Once women return to work, they are often the primary caregivers of children, returning to part-time roles with reduced salaries and therefore keeping their pension contributions lower in monetary terms than their male counterparts.
Even if we could equalise pension contributions, we may not see the pensions gap decrease as much as we would expect.
Question of risk
Attitude to risk questionnaires can provide insight into a client’s financial personality – an understanding of your client’s behaviours, thoughts and emotions to assess their attitude towards taking investment risk. It also assigns each client an overall ‘risk profile’ on a one-to-10 scale, describing their overall attitude to risk, with one being the lowest risk and 10 the highest.
Data collected this year confirms that males are more risk-tolerant than females, with more women falling into risk profile one-to-five, while more men fall into risk profile six-to-10 (see figure 1).
Taking less risk over the long term will naturally reduce the returns clients receive; though, of course, it will also reduce the potential of big losses.
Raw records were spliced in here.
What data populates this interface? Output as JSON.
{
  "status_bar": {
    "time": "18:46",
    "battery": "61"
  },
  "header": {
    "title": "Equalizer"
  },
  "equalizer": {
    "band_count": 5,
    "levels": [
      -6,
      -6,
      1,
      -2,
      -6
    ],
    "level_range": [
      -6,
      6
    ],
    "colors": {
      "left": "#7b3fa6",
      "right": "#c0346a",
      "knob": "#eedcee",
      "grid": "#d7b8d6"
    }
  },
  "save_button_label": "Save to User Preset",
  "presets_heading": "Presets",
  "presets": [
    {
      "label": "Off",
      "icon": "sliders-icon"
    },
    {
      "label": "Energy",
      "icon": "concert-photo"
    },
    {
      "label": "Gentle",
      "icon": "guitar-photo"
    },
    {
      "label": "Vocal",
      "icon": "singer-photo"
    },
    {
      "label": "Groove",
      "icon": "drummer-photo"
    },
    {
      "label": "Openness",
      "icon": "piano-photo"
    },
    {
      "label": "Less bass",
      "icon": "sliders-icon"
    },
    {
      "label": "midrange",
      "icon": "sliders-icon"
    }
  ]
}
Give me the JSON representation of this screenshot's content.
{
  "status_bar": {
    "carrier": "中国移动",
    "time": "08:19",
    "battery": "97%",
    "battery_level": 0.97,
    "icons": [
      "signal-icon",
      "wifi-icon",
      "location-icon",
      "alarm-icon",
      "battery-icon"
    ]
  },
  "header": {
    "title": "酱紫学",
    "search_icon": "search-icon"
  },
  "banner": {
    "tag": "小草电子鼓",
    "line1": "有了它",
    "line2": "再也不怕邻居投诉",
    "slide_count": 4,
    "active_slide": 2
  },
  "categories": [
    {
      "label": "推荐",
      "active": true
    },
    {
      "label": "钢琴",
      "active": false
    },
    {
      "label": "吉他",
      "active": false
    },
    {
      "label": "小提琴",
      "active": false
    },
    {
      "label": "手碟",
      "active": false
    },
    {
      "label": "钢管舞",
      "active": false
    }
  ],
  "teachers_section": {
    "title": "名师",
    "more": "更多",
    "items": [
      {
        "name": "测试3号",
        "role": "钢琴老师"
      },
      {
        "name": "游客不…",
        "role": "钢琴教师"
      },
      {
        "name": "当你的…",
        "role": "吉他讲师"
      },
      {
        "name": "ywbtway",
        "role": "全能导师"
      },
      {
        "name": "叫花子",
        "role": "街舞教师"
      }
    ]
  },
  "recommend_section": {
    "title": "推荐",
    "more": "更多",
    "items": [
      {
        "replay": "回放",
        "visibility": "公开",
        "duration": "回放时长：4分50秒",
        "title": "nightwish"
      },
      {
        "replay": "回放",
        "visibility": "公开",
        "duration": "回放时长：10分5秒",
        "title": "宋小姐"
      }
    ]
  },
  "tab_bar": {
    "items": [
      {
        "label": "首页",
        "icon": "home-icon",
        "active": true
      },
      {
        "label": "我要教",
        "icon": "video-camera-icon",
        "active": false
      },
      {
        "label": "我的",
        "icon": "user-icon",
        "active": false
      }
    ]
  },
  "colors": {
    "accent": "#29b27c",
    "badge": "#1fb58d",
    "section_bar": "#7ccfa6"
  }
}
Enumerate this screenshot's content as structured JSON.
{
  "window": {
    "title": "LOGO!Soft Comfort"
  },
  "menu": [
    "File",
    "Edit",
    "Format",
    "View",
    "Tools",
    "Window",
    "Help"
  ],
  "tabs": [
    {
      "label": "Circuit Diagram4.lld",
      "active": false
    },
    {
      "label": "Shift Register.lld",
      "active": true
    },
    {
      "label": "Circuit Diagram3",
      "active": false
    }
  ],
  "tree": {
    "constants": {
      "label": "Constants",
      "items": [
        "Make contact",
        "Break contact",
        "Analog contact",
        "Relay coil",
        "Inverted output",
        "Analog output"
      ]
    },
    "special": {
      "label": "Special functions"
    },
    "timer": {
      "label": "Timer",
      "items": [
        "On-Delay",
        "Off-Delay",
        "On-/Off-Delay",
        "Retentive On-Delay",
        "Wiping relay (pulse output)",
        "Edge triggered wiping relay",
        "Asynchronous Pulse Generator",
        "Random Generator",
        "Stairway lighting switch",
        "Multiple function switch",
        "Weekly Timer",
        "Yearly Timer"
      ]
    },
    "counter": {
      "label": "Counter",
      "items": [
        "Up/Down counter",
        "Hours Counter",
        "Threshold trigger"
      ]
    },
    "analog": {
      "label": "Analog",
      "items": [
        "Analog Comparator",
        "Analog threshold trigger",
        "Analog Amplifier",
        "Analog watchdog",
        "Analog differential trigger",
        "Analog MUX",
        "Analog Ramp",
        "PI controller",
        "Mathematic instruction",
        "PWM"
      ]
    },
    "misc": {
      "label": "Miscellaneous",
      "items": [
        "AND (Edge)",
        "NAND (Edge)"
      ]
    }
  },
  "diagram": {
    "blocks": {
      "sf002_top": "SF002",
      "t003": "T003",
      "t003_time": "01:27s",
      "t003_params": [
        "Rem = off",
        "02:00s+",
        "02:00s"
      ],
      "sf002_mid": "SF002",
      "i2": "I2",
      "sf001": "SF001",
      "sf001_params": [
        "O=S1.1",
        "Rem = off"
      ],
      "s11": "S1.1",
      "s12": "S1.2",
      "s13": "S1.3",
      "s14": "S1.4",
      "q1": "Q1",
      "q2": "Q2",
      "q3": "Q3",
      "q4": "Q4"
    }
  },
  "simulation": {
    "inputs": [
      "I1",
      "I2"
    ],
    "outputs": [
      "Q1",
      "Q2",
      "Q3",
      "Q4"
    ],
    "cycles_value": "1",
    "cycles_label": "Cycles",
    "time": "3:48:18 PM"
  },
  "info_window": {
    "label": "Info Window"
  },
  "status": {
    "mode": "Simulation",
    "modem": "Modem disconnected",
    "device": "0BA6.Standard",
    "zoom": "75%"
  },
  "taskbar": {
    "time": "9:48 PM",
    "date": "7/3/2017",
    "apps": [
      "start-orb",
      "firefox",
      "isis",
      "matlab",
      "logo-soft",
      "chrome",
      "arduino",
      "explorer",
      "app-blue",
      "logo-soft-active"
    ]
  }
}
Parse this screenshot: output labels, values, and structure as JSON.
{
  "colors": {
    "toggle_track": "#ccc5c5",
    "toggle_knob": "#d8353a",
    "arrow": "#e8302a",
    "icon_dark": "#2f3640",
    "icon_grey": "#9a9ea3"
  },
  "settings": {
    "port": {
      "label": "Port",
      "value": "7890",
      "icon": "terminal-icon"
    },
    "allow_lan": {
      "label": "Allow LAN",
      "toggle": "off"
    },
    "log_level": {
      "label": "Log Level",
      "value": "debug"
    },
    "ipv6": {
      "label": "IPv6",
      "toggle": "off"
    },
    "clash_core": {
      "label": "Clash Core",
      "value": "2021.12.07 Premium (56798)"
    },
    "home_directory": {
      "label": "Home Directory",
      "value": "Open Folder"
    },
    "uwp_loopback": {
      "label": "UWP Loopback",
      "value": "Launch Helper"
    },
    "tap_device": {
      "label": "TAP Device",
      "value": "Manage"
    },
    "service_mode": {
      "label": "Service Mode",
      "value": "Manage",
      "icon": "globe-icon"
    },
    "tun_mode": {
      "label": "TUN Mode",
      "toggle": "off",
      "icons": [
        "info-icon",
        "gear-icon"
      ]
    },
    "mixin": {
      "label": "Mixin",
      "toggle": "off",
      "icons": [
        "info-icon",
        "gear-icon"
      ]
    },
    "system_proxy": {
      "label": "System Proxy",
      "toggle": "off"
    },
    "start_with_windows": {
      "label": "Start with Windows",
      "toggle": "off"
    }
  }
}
Even a small change in attitude to risk, switching from a risk profile four to a six, for example, produces a large differential in expected portfolio values over time.
Vital advice
Our research into financial wellbeing and vulnerability shows us the impact advisers can have on clients’ emotional ability to withstand losses in the market, and that this may be even more pronounced for women.
In particular, clients are asked to assess their agreement with the statement: “I am easily disheartened if I fail to achieve my financial goals.” Not only do more females agree or strongly agree with this statement than males, but they also show the biggest change based on whether they currently receive financial advice or not (see figure 2).
In summary, coaching your clients to make better financial decisions has always been a vital part of the financial advice process, but it’s clear that this could have an even greater impact on women – and on the narrowing of the pensions gap.